Pause sur les Bourses
Au terme d'une semaine de montagnes russes, les Bourses asiatiques reprennent leur souffle.A la Bourse de Tokyo, l'indice vedette Nikkei a gagné 0,62% à 55.620,84 points, l'indice élargi Topix 0,39%.
A Séoul, l'indice Kospi a fini stable (+0,02%). Il avait flambé de 9,63% jeudi, après un plongeon historique de 12% mercredi. Taipei a cédé 0,22%, Sydney 1%, et l'indice hongkongais Hang Seng gagnait 1,73% vers 06H30 GMT.
"Les inquiétudes liées à un conflit prolongé exercent une pression à la vente sur les actions" mais l'attentisme domine avant la publication vendredi d'un rapport sur l'emploi américain, observent les analystes de Monex Securities.

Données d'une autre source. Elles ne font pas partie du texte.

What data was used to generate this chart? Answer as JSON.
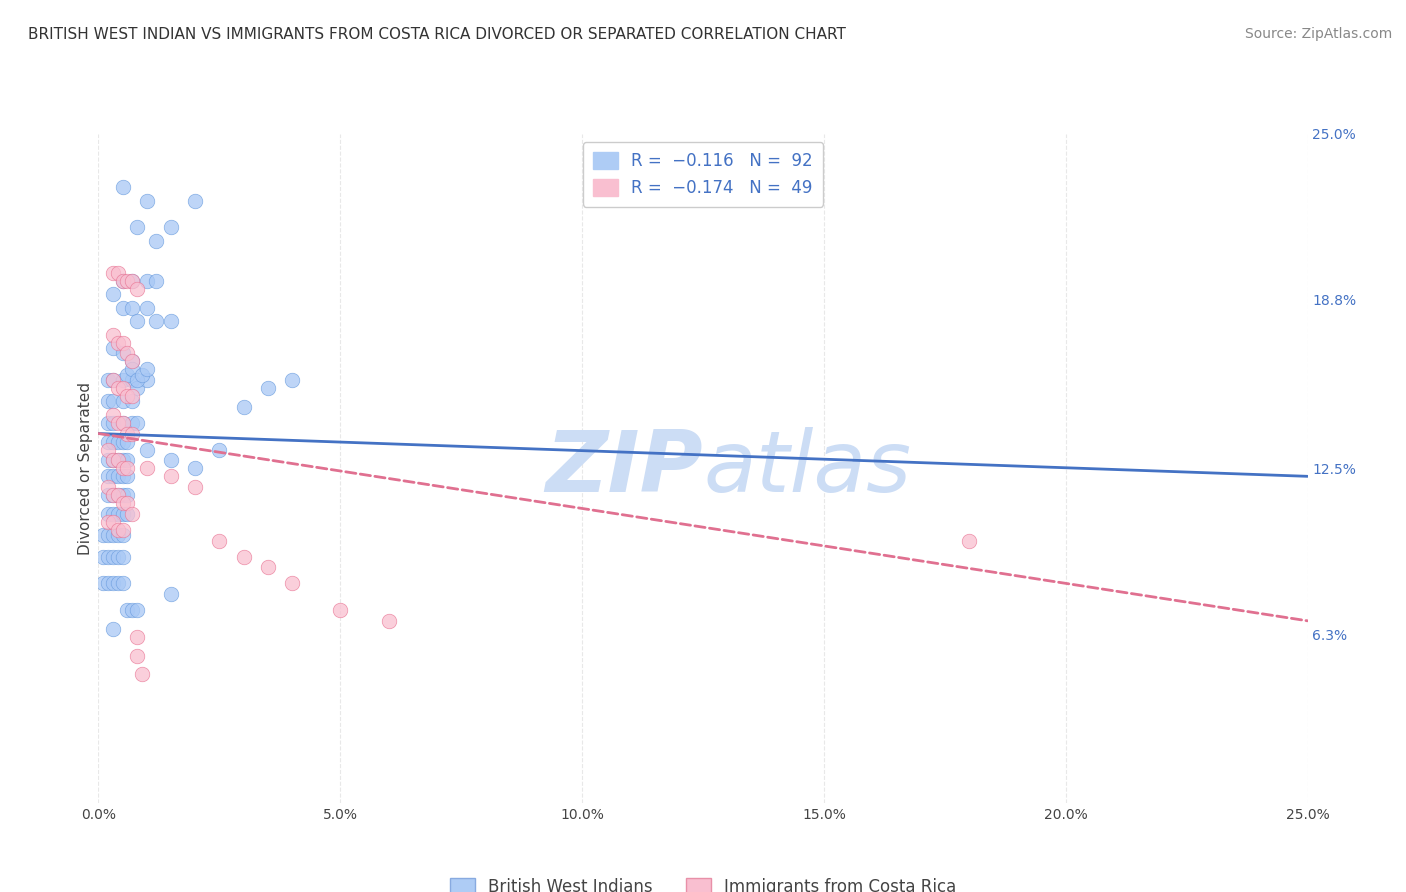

Alors que tous les investisseurs sont rivés aux prix énergétiques, "les opérations de couverture, la spéculation et l'évolution des conditions de liquidité contribuent à une forte volatilité des cours et des marchés", ajoute Chris Weston.
Sur le marché des changes, la devise Japonaise cédait 0,2% à 157,86 yens face à un dollar revigoré.